While Star Trek Beyond delivers as a pure, pulse-raising spectacle, it is also none too shabby as a rollicking adventure yarn.
Let’s barrel right past the early, scene-setting stuff in Star Trek Beyond, which isn’t of much note aside from flagging that Kirk (Chris Pine) is considering leaving the Enterprise for a high-ranking desk job back on Earth.
The movie hits a winning warp speed once the action switches to the far-flung locale of Altamid, an inhospitable (but relatively inhabitable) planet shrouded on all sides by a highly unstable nebula system.
Speaking of highly unstable, it’s a surprise attack by the vicious warrior Krall (Idris Elba) that leaves the Enterprise all but destroyed. Comms are down and its surviving crew are dispersed across a wide area of the planet.
Kirk and Chekov (Anton Yelchin) are crossing a wilderness region on foot in the company of a doublecrossing alien, Kalara (Lydia Wilson).
Bones (Karl Urban) and a seriously incapacitated Spock (Zachary Quinto) are on a similarly aimless trek across uncharted territory, only with better banter.
Tech wiz Scotty (Simon Pegg, who also co-wrote the lively script) is faring best of the lost crew, having joined forces with a resourceful alien warrior Jaylah (Sofia Boutella) who knows the whereabouts of another stricken Starfleet craft.
As for Uhuru (Zoe Saldana) and Sulu (John Chu), they are being held captive by Krall, who spends most of his time on Altamid hunting for a mystical doodad that will help him wreak a horrible final revenge on the Federation.
With the lengthy middle act of Star Trek Beyond opening up on multiple fronts, director Justin Lin (a veteran of four Fast & Furious instalments) doesn’t have to do much more to keep boredom at bay than swiftly cross from one grouping of stranded Enterprisers to another.

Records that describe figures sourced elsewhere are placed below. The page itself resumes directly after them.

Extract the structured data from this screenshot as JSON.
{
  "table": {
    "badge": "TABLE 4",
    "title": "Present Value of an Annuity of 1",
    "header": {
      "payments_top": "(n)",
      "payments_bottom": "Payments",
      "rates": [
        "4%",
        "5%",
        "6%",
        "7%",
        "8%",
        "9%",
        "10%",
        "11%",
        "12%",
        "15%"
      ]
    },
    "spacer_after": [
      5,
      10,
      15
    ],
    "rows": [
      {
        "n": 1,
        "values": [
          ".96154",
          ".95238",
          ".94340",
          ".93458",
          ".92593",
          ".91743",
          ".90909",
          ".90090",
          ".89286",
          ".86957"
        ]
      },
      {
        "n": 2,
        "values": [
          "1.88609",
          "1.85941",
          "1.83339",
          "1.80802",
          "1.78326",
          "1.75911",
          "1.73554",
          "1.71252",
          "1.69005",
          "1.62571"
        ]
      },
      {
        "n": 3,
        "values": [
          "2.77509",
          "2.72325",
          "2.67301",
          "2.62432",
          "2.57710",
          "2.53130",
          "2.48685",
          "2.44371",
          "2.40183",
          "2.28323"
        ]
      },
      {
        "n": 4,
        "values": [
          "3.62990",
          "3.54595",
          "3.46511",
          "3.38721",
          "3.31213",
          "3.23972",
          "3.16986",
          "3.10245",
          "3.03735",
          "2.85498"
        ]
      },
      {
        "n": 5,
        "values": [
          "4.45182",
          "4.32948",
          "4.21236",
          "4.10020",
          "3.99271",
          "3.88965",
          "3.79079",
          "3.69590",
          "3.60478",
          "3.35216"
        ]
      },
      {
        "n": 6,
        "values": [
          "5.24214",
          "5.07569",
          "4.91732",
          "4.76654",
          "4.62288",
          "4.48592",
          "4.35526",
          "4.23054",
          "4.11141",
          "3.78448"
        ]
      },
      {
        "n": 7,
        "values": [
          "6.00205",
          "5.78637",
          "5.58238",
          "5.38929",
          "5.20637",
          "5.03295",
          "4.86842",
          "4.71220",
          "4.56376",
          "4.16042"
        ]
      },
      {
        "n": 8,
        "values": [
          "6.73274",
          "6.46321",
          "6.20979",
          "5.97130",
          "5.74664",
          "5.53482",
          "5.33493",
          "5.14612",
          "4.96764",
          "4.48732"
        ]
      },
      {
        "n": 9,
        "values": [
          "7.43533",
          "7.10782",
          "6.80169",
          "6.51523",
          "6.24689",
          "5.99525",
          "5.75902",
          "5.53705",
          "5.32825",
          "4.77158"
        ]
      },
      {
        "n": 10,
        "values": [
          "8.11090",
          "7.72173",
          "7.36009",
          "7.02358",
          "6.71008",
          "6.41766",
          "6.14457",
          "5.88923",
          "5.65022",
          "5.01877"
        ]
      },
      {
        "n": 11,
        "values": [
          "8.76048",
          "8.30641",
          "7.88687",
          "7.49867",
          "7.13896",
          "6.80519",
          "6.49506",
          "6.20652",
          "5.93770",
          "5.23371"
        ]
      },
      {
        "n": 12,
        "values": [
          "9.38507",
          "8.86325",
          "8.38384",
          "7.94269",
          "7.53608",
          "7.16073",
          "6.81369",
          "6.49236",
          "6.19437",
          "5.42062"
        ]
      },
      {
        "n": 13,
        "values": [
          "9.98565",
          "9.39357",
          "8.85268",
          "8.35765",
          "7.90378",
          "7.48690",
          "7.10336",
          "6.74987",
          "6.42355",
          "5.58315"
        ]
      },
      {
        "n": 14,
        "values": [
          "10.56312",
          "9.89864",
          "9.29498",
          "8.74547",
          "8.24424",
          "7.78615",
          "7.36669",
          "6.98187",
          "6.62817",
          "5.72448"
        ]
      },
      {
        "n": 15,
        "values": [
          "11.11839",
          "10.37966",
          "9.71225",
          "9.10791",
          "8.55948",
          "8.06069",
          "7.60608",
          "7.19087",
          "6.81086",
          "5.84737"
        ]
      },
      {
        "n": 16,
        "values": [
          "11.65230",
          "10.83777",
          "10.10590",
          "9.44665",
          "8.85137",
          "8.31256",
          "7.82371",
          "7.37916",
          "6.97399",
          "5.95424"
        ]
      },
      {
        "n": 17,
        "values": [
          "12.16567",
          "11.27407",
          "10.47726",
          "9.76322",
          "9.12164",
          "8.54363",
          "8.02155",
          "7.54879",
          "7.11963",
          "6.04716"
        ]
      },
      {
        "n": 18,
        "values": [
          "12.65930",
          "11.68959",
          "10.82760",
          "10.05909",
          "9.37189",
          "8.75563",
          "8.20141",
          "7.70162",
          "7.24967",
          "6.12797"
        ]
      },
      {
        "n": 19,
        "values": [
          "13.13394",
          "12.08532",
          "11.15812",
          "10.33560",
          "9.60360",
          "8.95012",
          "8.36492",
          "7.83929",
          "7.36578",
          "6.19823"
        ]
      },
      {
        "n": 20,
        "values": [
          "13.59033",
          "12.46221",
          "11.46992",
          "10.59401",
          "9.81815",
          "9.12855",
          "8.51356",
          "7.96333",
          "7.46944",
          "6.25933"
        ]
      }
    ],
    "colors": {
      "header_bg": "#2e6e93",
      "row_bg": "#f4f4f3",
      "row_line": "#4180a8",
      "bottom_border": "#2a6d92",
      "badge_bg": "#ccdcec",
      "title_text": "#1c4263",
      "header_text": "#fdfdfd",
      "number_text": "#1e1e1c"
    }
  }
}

Of course, it helps no end that Lin has the luxury of several exciting setpiece action sequences to fall back on
That’s is not to say Beyond is without plot holes that remain unsatisfactorily unfilled. Furthermore, Elba’s work as Krall doesn’t quite register with the menacing impact intended.
Nevertheless, this alwaysentertaining production keeps the Star Trek experience alive and alert at a juncture in the franchise’s history where it might have coasted along on familiar former glories.